Ways to Write an Effective Summary and Paraphrase
Effective summary and paraphrase are essential tools in writing. It is crucial to learn these skills for two reasons. First, until you are able to summarize and/or paraphrase the material you read, you haven’t really understood what the material says. And secondly, ineffective summary and paraphrase technically constitute plagiarism. Here are some basic rules that you need to know:
• Plagiarism is the conscious or unwitting representation of someone else’s ideas and expression as your own. “Expression” means vocabulary and syntax/sentence structure.
• A summary is shorter (often much shorter) than the original passage/excerpt/source, and it expresses the main idea(s) of that material in your own vocabulary and your own sentence structure.
• A paraphrase follows the original much more closely, because it involves a shorter passage (usually one to three sentences).

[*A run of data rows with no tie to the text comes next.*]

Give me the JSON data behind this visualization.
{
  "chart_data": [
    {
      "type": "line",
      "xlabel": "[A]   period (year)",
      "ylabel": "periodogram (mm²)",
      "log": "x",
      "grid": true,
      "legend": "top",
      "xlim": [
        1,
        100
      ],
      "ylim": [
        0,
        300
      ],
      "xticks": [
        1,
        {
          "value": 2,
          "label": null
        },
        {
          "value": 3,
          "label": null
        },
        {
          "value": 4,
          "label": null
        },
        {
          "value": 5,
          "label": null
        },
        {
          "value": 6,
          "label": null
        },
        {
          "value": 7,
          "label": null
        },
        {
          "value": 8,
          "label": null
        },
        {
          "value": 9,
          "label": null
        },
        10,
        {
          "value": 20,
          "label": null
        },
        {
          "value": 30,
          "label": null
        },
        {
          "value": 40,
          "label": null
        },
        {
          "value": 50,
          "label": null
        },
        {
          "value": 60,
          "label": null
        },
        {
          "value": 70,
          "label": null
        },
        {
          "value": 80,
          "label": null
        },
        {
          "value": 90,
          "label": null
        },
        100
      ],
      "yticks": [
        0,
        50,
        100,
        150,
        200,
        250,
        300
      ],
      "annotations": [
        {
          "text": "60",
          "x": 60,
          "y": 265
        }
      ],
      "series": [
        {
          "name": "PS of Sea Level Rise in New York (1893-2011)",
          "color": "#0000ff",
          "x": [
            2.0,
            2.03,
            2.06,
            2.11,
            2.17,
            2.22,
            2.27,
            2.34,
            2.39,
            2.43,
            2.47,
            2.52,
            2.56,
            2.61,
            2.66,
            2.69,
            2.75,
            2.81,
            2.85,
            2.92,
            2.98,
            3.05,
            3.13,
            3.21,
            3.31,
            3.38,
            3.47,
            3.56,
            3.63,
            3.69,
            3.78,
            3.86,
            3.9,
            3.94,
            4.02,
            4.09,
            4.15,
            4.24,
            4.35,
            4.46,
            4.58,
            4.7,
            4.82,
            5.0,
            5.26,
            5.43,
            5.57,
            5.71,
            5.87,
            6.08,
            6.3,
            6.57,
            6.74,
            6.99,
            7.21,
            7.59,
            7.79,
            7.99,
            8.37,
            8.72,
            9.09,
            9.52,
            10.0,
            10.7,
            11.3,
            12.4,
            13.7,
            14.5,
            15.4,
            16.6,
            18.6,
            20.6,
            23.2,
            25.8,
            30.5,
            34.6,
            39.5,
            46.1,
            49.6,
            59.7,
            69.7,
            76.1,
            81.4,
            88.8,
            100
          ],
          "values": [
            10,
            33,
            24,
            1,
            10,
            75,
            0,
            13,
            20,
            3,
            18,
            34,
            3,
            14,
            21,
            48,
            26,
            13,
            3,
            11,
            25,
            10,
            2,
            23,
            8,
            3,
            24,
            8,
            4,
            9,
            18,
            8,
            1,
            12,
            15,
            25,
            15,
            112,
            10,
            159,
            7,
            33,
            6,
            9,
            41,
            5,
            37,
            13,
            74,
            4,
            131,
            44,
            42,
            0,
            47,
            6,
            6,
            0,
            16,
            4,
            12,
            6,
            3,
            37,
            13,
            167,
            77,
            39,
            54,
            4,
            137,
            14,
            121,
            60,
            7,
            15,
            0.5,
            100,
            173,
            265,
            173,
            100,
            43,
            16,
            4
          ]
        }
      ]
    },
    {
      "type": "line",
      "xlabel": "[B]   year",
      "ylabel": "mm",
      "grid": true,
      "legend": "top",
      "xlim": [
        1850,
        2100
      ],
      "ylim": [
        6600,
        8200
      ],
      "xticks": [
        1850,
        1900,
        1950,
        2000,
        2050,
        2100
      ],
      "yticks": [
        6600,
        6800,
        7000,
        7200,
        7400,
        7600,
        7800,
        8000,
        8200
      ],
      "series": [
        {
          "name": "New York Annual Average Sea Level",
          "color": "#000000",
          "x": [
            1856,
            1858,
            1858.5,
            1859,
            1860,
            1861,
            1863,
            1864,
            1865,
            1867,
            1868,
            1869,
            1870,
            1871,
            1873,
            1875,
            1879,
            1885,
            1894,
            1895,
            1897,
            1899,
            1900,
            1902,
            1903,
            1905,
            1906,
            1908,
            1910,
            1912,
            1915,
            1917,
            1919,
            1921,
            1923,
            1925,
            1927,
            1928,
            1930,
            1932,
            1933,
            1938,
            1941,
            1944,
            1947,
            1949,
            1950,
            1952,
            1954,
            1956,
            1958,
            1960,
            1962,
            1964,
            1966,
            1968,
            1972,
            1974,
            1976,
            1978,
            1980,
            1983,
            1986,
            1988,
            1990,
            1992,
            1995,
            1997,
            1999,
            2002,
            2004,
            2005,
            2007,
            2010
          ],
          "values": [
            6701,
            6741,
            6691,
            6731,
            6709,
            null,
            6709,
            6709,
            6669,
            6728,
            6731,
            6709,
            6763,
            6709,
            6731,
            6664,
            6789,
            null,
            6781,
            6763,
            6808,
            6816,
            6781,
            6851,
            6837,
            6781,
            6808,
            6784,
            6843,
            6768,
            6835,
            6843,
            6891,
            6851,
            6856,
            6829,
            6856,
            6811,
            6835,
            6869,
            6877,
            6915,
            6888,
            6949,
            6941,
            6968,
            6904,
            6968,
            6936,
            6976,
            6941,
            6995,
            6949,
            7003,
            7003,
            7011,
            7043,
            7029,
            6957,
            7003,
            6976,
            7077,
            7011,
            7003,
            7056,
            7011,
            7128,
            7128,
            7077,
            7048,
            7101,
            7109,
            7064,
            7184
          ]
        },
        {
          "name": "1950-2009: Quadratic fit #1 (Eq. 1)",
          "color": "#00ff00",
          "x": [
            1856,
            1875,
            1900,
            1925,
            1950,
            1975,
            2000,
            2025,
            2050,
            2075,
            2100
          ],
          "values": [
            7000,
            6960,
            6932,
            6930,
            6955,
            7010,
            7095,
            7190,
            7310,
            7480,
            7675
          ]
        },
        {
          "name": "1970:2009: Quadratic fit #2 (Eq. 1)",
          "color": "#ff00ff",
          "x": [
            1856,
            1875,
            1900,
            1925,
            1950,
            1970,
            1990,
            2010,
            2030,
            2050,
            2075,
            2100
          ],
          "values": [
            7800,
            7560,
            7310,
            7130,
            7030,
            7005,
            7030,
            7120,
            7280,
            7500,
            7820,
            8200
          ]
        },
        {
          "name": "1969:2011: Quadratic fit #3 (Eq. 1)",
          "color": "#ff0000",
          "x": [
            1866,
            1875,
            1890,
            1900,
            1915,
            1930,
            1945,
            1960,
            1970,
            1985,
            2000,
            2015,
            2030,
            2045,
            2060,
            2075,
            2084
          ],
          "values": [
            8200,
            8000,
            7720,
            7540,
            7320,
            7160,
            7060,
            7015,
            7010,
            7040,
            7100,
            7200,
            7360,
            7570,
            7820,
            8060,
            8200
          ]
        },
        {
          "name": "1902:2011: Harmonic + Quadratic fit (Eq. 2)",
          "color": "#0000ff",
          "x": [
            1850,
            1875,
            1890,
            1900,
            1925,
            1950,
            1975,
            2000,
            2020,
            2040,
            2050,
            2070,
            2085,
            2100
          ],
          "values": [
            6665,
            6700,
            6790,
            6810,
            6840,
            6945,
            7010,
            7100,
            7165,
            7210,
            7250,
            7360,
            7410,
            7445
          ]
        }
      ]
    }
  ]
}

But once again, a paraphrase expresses the main idea(s) of each sentence in your own vocabulary and your own sentence structure.
• Technically, if you simply drop synonyms into the original sentence, you’re still plagiarizing, because you have retained the original author’s/source’s syntax, which is part of the original expression. If you use words or phrases from the original material in your summary or paraphrase without quotation marks, you’ve represented that material as your own—and that’s plagiarism.
• Paraphrases require a parenthetical citation (author + page number). If you refer to the author in your sentence, you need not include the author’s last name in the parenthetical citation, but you still must provide a page citation.